Parsnip is a root vegetable related to both carrots and parsley (which helps explain why carrot tops look a lot like parsley and make a great pesto).
Native to Eurasia, the parsnip has been cultivated since Roman times. Sometimes mistaken for a white carrot, the vegetable is similar in looks but is wider at the base and with its own distinct sweet, nutty flavour and slightly spicy characteristic which is hard to beat.
Parsnips’ sweet flavour comes when starch is converted to sugar. This happens in cold weather, preferably when frosts occur, which is why parsnips are best during the colder winter months. They should be smooth, hard and free of soft spots or sprouts, and are best when harvested young so they don’t develop a woody core.
Parsnips can be used in the same ways as carrots, though their flavour is markedly sweeter, especially when cooked. They are a classic ingredient in some chicken broths and soups, and can also be baked, sautéed, steamed, mashed or pureed, roasted, used in stews and fried, like most root vegetables.

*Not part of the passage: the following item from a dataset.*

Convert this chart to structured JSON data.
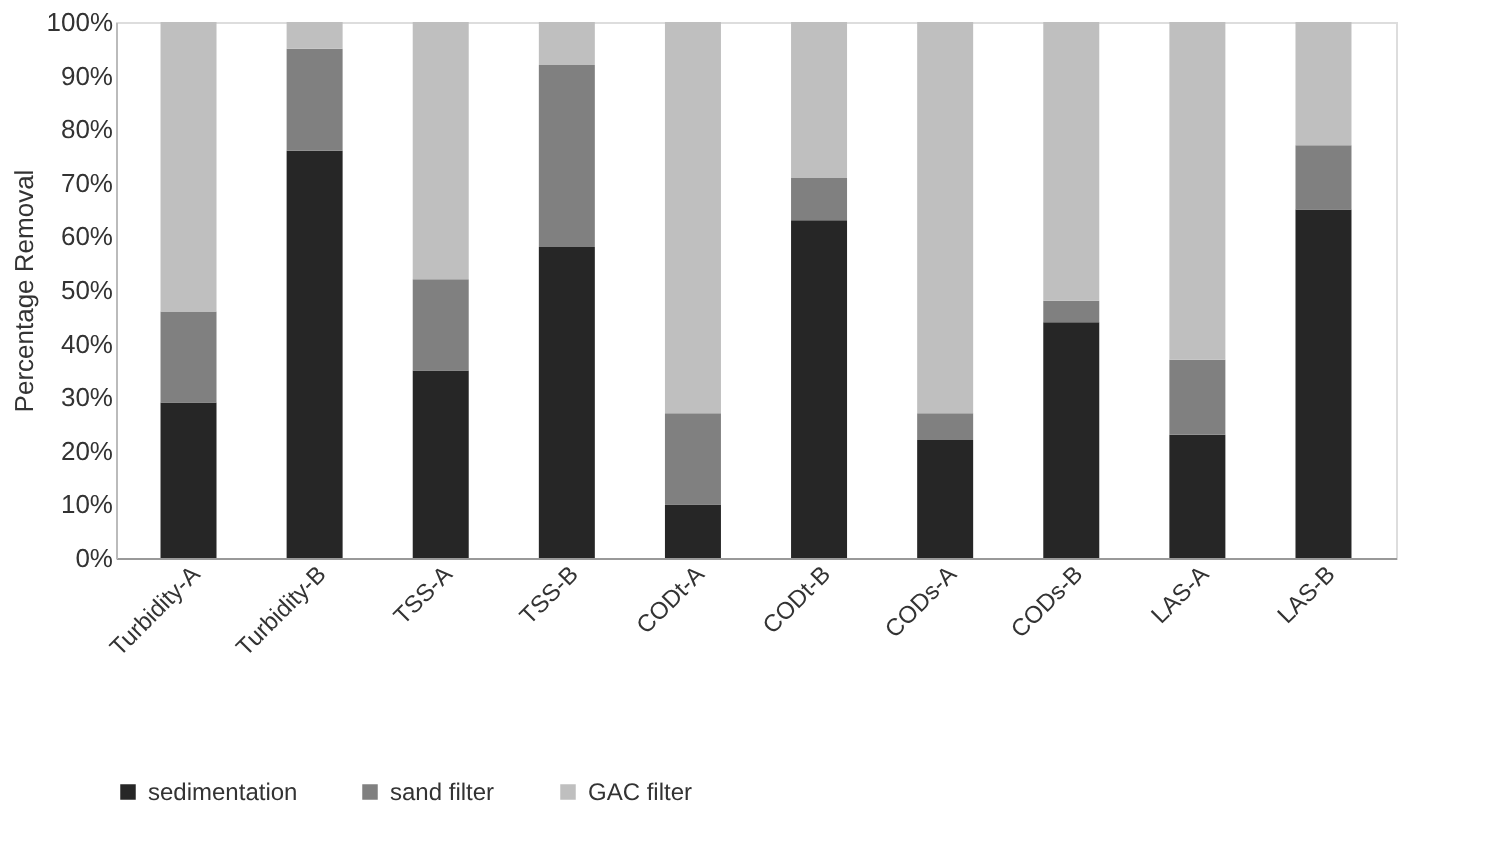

Parsnips pair particularly well with other root vegetables like potatoes, carrots, celeriac and turnips. They’re also frequently served with red meat like a pot roast or corned beef but equally delicious with port, duck and venison.

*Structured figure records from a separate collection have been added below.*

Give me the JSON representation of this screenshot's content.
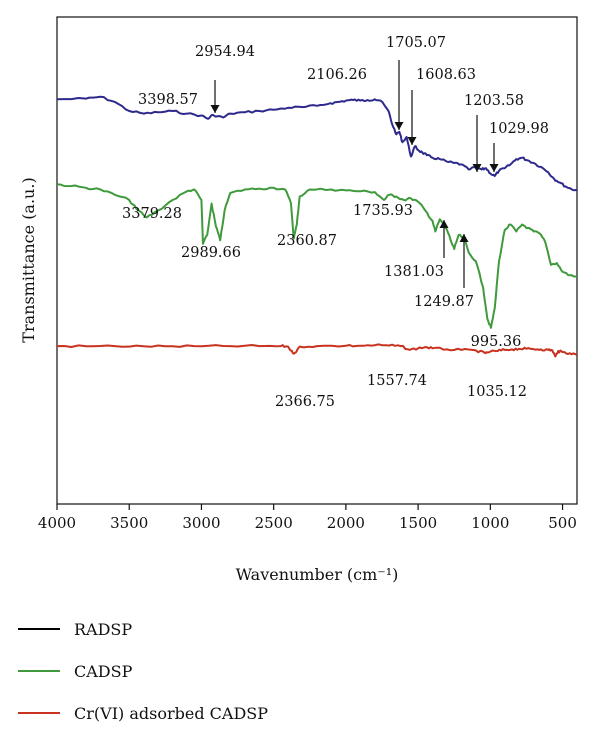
{
  "chart_data": {
    "type": "line",
    "xlabel": "Wavenumber (cm⁻¹)",
    "ylabel": "Transmittance (a.u.)",
    "xlim": [
      4000,
      400
    ],
    "x_ticks": [
      4000,
      3500,
      3000,
      2500,
      2000,
      1500,
      1000,
      500
    ],
    "series": [
      {
        "name": "RADSP",
        "color": "#2d2a8c",
        "points": [
          [
            4000,
            0.89
          ],
          [
            3800,
            0.895
          ],
          [
            3700,
            0.91
          ],
          [
            3600,
            0.87
          ],
          [
            3500,
            0.8
          ],
          [
            3398.57,
            0.78
          ],
          [
            3300,
            0.79
          ],
          [
            3200,
            0.8
          ],
          [
            3100,
            0.78
          ],
          [
            3000,
            0.765
          ],
          [
            2954.94,
            0.74
          ],
          [
            2920,
            0.77
          ],
          [
            2850,
            0.75
          ],
          [
            2800,
            0.78
          ],
          [
            2700,
            0.79
          ],
          [
            2600,
            0.8
          ],
          [
            2500,
            0.81
          ],
          [
            2400,
            0.825
          ],
          [
            2300,
            0.83
          ],
          [
            2200,
            0.84
          ],
          [
            2106.26,
            0.86
          ],
          [
            2050,
            0.87
          ],
          [
            2000,
            0.88
          ],
          [
            1950,
            0.885
          ],
          [
            1900,
            0.88
          ],
          [
            1850,
            0.885
          ],
          [
            1800,
            0.89
          ],
          [
            1760,
            0.88
          ],
          [
            1705.07,
            0.8
          ],
          [
            1680,
            0.7
          ],
          [
            1650,
            0.62
          ],
          [
            1630,
            0.64
          ],
          [
            1608.63,
            0.56
          ],
          [
            1580,
            0.6
          ],
          [
            1550,
            0.45
          ],
          [
            1520,
            0.53
          ],
          [
            1500,
            0.5
          ],
          [
            1470,
            0.48
          ],
          [
            1440,
            0.46
          ],
          [
            1400,
            0.44
          ],
          [
            1350,
            0.43
          ],
          [
            1300,
            0.41
          ],
          [
            1250,
            0.4
          ],
          [
            1203.58,
            0.39
          ],
          [
            1150,
            0.35
          ],
          [
            1100,
            0.37
          ],
          [
            1060,
            0.35
          ],
          [
            1029.98,
            0.36
          ],
          [
            1000,
            0.32
          ],
          [
            970,
            0.3
          ],
          [
            940,
            0.34
          ],
          [
            900,
            0.36
          ],
          [
            860,
            0.39
          ],
          [
            820,
            0.43
          ],
          [
            780,
            0.44
          ],
          [
            740,
            0.42
          ],
          [
            700,
            0.4
          ],
          [
            650,
            0.37
          ],
          [
            600,
            0.33
          ],
          [
            560,
            0.28
          ],
          [
            520,
            0.25
          ],
          [
            480,
            0.22
          ],
          [
            440,
            0.2
          ],
          [
            400,
            0.19
          ]
        ]
      },
      {
        "name": "CADSP",
        "color": "#3f9a3c",
        "points": [
          [
            4000,
            0.89
          ],
          [
            3900,
            0.88
          ],
          [
            3800,
            0.87
          ],
          [
            3700,
            0.86
          ],
          [
            3600,
            0.83
          ],
          [
            3500,
            0.8
          ],
          [
            3450,
            0.75
          ],
          [
            3379.28,
            0.7
          ],
          [
            3300,
            0.74
          ],
          [
            3200,
            0.8
          ],
          [
            3100,
            0.85
          ],
          [
            3050,
            0.86
          ],
          [
            3000,
            0.8
          ],
          [
            2989.66,
            0.55
          ],
          [
            2960,
            0.6
          ],
          [
            2930,
            0.78
          ],
          [
            2900,
            0.65
          ],
          [
            2870,
            0.57
          ],
          [
            2840,
            0.74
          ],
          [
            2800,
            0.84
          ],
          [
            2700,
            0.86
          ],
          [
            2600,
            0.865
          ],
          [
            2500,
            0.87
          ],
          [
            2420,
            0.86
          ],
          [
            2380,
            0.78
          ],
          [
            2360.87,
            0.58
          ],
          [
            2340,
            0.66
          ],
          [
            2320,
            0.82
          ],
          [
            2250,
            0.86
          ],
          [
            2100,
            0.86
          ],
          [
            2000,
            0.855
          ],
          [
            1900,
            0.85
          ],
          [
            1800,
            0.845
          ],
          [
            1735.93,
            0.8
          ],
          [
            1700,
            0.83
          ],
          [
            1650,
            0.82
          ],
          [
            1600,
            0.8
          ],
          [
            1550,
            0.81
          ],
          [
            1500,
            0.79
          ],
          [
            1450,
            0.74
          ],
          [
            1400,
            0.68
          ],
          [
            1381.03,
            0.62
          ],
          [
            1350,
            0.69
          ],
          [
            1300,
            0.63
          ],
          [
            1270,
            0.56
          ],
          [
            1249.87,
            0.52
          ],
          [
            1220,
            0.6
          ],
          [
            1180,
            0.58
          ],
          [
            1150,
            0.5
          ],
          [
            1100,
            0.45
          ],
          [
            1050,
            0.3
          ],
          [
            1020,
            0.12
          ],
          [
            995.36,
            0.07
          ],
          [
            970,
            0.18
          ],
          [
            940,
            0.45
          ],
          [
            900,
            0.63
          ],
          [
            860,
            0.66
          ],
          [
            820,
            0.62
          ],
          [
            780,
            0.66
          ],
          [
            740,
            0.64
          ],
          [
            700,
            0.62
          ],
          [
            660,
            0.61
          ],
          [
            620,
            0.56
          ],
          [
            580,
            0.43
          ],
          [
            540,
            0.44
          ],
          [
            500,
            0.39
          ],
          [
            450,
            0.37
          ],
          [
            400,
            0.36
          ]
        ]
      },
      {
        "name": "Cr(VI) adsorbed CADSP",
        "color": "#c8321e",
        "points": [
          [
            4000,
            0.89
          ],
          [
            3800,
            0.885
          ],
          [
            3600,
            0.89
          ],
          [
            3400,
            0.885
          ],
          [
            3200,
            0.885
          ],
          [
            3000,
            0.885
          ],
          [
            2800,
            0.89
          ],
          [
            2600,
            0.89
          ],
          [
            2450,
            0.89
          ],
          [
            2400,
            0.88
          ],
          [
            2366.75,
            0.76
          ],
          [
            2340,
            0.8
          ],
          [
            2320,
            0.88
          ],
          [
            2200,
            0.89
          ],
          [
            2000,
            0.895
          ],
          [
            1900,
            0.895
          ],
          [
            1800,
            0.905
          ],
          [
            1700,
            0.9
          ],
          [
            1620,
            0.89
          ],
          [
            1557.74,
            0.82
          ],
          [
            1500,
            0.85
          ],
          [
            1450,
            0.87
          ],
          [
            1400,
            0.85
          ],
          [
            1300,
            0.83
          ],
          [
            1200,
            0.82
          ],
          [
            1100,
            0.81
          ],
          [
            1035.12,
            0.76
          ],
          [
            1000,
            0.79
          ],
          [
            950,
            0.8
          ],
          [
            900,
            0.82
          ],
          [
            850,
            0.83
          ],
          [
            800,
            0.84
          ],
          [
            750,
            0.84
          ],
          [
            700,
            0.835
          ],
          [
            650,
            0.83
          ],
          [
            600,
            0.82
          ],
          [
            570,
            0.81
          ],
          [
            550,
            0.7
          ],
          [
            530,
            0.8
          ],
          [
            500,
            0.78
          ],
          [
            450,
            0.76
          ],
          [
            400,
            0.73
          ]
        ]
      }
    ],
    "annotations": [
      {
        "text": "2954.94",
        "arrow": "down"
      },
      {
        "text": "3398.57"
      },
      {
        "text": "2106.26"
      },
      {
        "text": "1705.07",
        "arrow": "down"
      },
      {
        "text": "1608.63",
        "arrow": "down"
      },
      {
        "text": "1203.58",
        "arrow": "down"
      },
      {
        "text": "1029.98",
        "arrow": "down"
      },
      {
        "text": "3379.28"
      },
      {
        "text": "2989.66"
      },
      {
        "text": "2360.87"
      },
      {
        "text": "1735.93"
      },
      {
        "text": "1381.03",
        "arrow": "up"
      },
      {
        "text": "1249.87",
        "arrow": "up"
      },
      {
        "text": "995.36"
      },
      {
        "text": "2366.75"
      },
      {
        "text": "1557.74"
      },
      {
        "text": "1035.12"
      }
    ],
    "legend_position": "bottom-left",
    "grid": false
  }
}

Enhance their sweetness with honey or maple syrup, and spices like ginger and nutmeg. Complete their nutty flavour with the addition of pecans or walnuts.
Enjoy young parsnips raw in a salad with carrot and apple.
Add some crunch to salads or soups with a garnish of deep-fried ribbons.
Cut parsnips oxidize when exposed to air, similar to an apple. If not using immediately, place cut parsnips in a bowl of water with fresh lemon juice.